Gerhard Hirczi: Upgrade your routines. Take advantage of digital opportunities
Gerhard Hirczi has been the managing director of the Vienna Business Agency in his adopted home Vienna since 2009.
Our daily working life is shaped by routines. Routines create a framework for our actions and provide security at every level: starting with our daily trip to the coffee machine while we wait for the computer to start up, continuing with interdepartmental processes within the company and ending with the general rules of the game observed between business partners. Culturally significant acts such as offering drinks at the beginning of a meeting are an essential part of working life, no matter how tight the schedule is.
Our business culture, our well-rehearsed traditions and systems are still very much shaped by the analog world. This year, the coronavirus crisis has put these habits to a severe test. The Viennese economy has taken enormous digital strides during this time and the local creative scene has definitely led the way.
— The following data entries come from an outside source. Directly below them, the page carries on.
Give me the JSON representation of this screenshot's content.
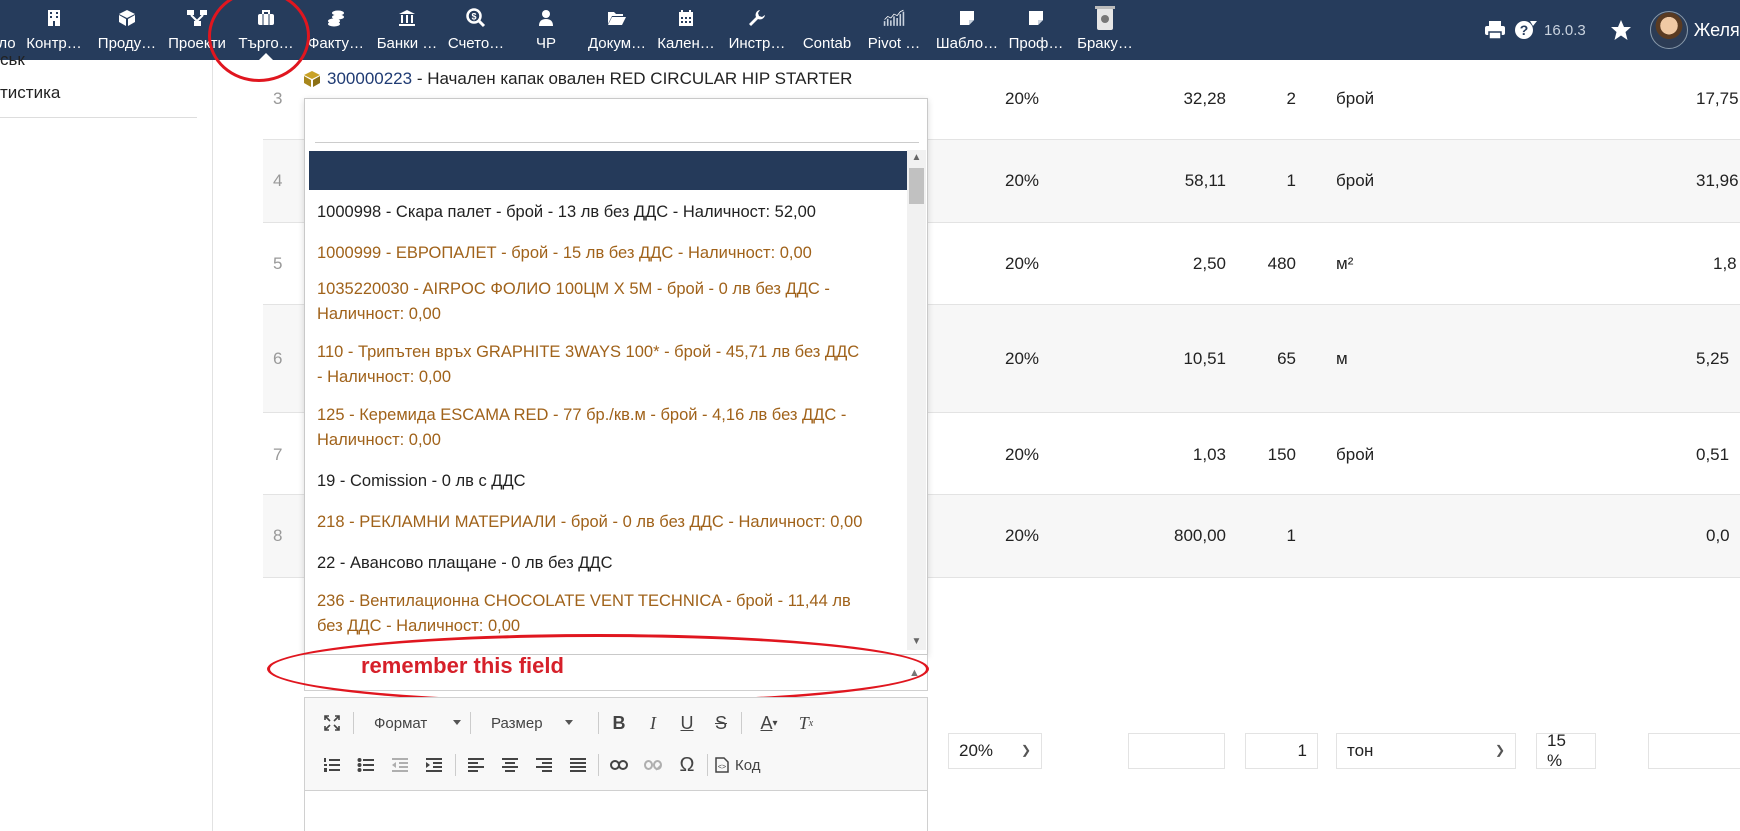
{
  "topbar": {
    "nav": [
      {
        "label": "ло",
        "icon": "home-icon"
      },
      {
        "label": "Контр…",
        "icon": "building-icon"
      },
      {
        "label": "Проду…",
        "icon": "box-icon"
      },
      {
        "label": "Проекти",
        "icon": "project-tree-icon"
      },
      {
        "label": "Търго…",
        "icon": "briefcase-icon"
      },
      {
        "label": "Факту…",
        "icon": "coins-icon"
      },
      {
        "label": "Банки …",
        "icon": "bank-icon"
      },
      {
        "label": "Счето…",
        "icon": "search-dollar-icon"
      },
      {
        "label": "ЧР",
        "icon": "user-tie-icon"
      },
      {
        "label": "Докум…",
        "icon": "folder-open-icon"
      },
      {
        "label": "Кален…",
        "icon": "calendar-icon"
      },
      {
        "label": "Инстр…",
        "icon": "wrench-icon"
      },
      {
        "label": "Contab",
        "icon": ""
      },
      {
        "label": "Pivot …",
        "icon": "chart-icon"
      },
      {
        "label": "Шабло…",
        "icon": "sticky-note-icon"
      },
      {
        "label": "Проф…",
        "icon": "sticky-note-icon"
      },
      {
        "label": "Браку…",
        "icon": "trash-icon"
      }
    ],
    "version": "16.0.3",
    "user_name": "Желя"
  },
  "sidebar": {
    "items": [
      "ськ",
      "тистика"
    ]
  },
  "product_line": {
    "code": "300000223",
    "separator": " - ",
    "name": "Начален капак овален RED CIRCULAR HIP STARTER"
  },
  "rows": [
    {
      "num": "3",
      "vat": "20%",
      "price": "32,28",
      "qty": "2",
      "unit": "брой",
      "total": "17,75"
    },
    {
      "num": "4",
      "vat": "20%",
      "price": "58,11",
      "qty": "1",
      "unit": "брой",
      "total": "31,96"
    },
    {
      "num": "5",
      "vat": "20%",
      "price": "2,50",
      "qty": "480",
      "unit": "м²",
      "total": "1,8"
    },
    {
      "num": "6",
      "vat": "20%",
      "price": "10,51",
      "qty": "65",
      "unit": "м",
      "total": "5,25"
    },
    {
      "num": "7",
      "vat": "20%",
      "price": "1,03",
      "qty": "150",
      "unit": "брой",
      "total": "0,51"
    },
    {
      "num": "8",
      "vat": "20%",
      "price": "800,00",
      "qty": "1",
      "unit": "",
      "total": "0,0"
    }
  ],
  "dropdown": {
    "options": [
      {
        "line1": "1000998 - Скара палет - брой - 13 лв без ДДС - Наличност: 52,00",
        "line2": "",
        "style": "dark"
      },
      {
        "line1": "1000999 - ЕВРОПАЛЕТ - брой - 15 лв без ДДС - Наличност: 0,00",
        "line2": "",
        "style": "brown"
      },
      {
        "line1": "1035220030 - AIRPOC ФОЛИО 100ЦМ X 5М - брой - 0 лв без ДДС -",
        "line2": "Наличност: 0,00",
        "style": "brown"
      },
      {
        "line1": "110 - Трипътен връх GRAPHITE 3WAYS 100* - брой - 45,71 лв без ДДС",
        "line2": "- Наличност: 0,00",
        "style": "brown"
      },
      {
        "line1": "125 - Керемида ESCAMA RED - 77 бр./кв.м - брой - 4,16 лв без ДДС -",
        "line2": "Наличност: 0,00",
        "style": "brown"
      },
      {
        "line1": "19 - Comission - 0 лв с ДДС",
        "line2": "",
        "style": "dark"
      },
      {
        "line1": "218 - РЕКЛАМНИ МАТЕРИАЛИ - брой - 0 лв без ДДС - Наличност: 0,00",
        "line2": "",
        "style": "brown"
      },
      {
        "line1": "22 - Авансово плащане - 0 лв без ДДС",
        "line2": "",
        "style": "dark"
      },
      {
        "line1": "236 - Вентилационна CHOCOLATE VENT TECHNICA - брой - 11,44 лв",
        "line2": "без ДДС - Наличност: 0,00",
        "style": "brown"
      }
    ]
  },
  "annotation": {
    "text": "remember this field"
  },
  "editor": {
    "format_label": "Формат",
    "size_label": "Размер",
    "source_label": "Код"
  },
  "bottom_row": {
    "vat_select": "20%",
    "qty": "1",
    "unit_select": "тон",
    "discount": "15 %"
  }
}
Entire festivals have relocated into the digital world almost overnight and gotten down to business right away.
Every digital ship needs an analog anchor
A brief chat in the corridor or a shared lunch with your colleagues can go a long way to making daily working life more enjoyable. A coffee mug emoji in the group chat isn’t really the same thing. An architectural office with its display window facing out onto the street, swapping stories at an after-show party, the tactile sensation of a piece of clothing: these things are not only the lifeblood of entire companies, they also define the DNA of every creative hub.
We are gradually coming to the realization that we can use digital applications to get more out of our analog experiences. In Vienna, applications from the field of culture & technology are important springboards. Companies like NOUSdigital use digital art education tools to turn a visit to a museum into a multimedia learning experience. The augmented reality app Artivive lets you watch real works of art come to virtual life. Innovations that integrate analog and digital thinking offer tremendous opportunities for the arts and cultural scene, especially in times of crisis. We must continue to promote these pioneering solutions. Let’s get down to business!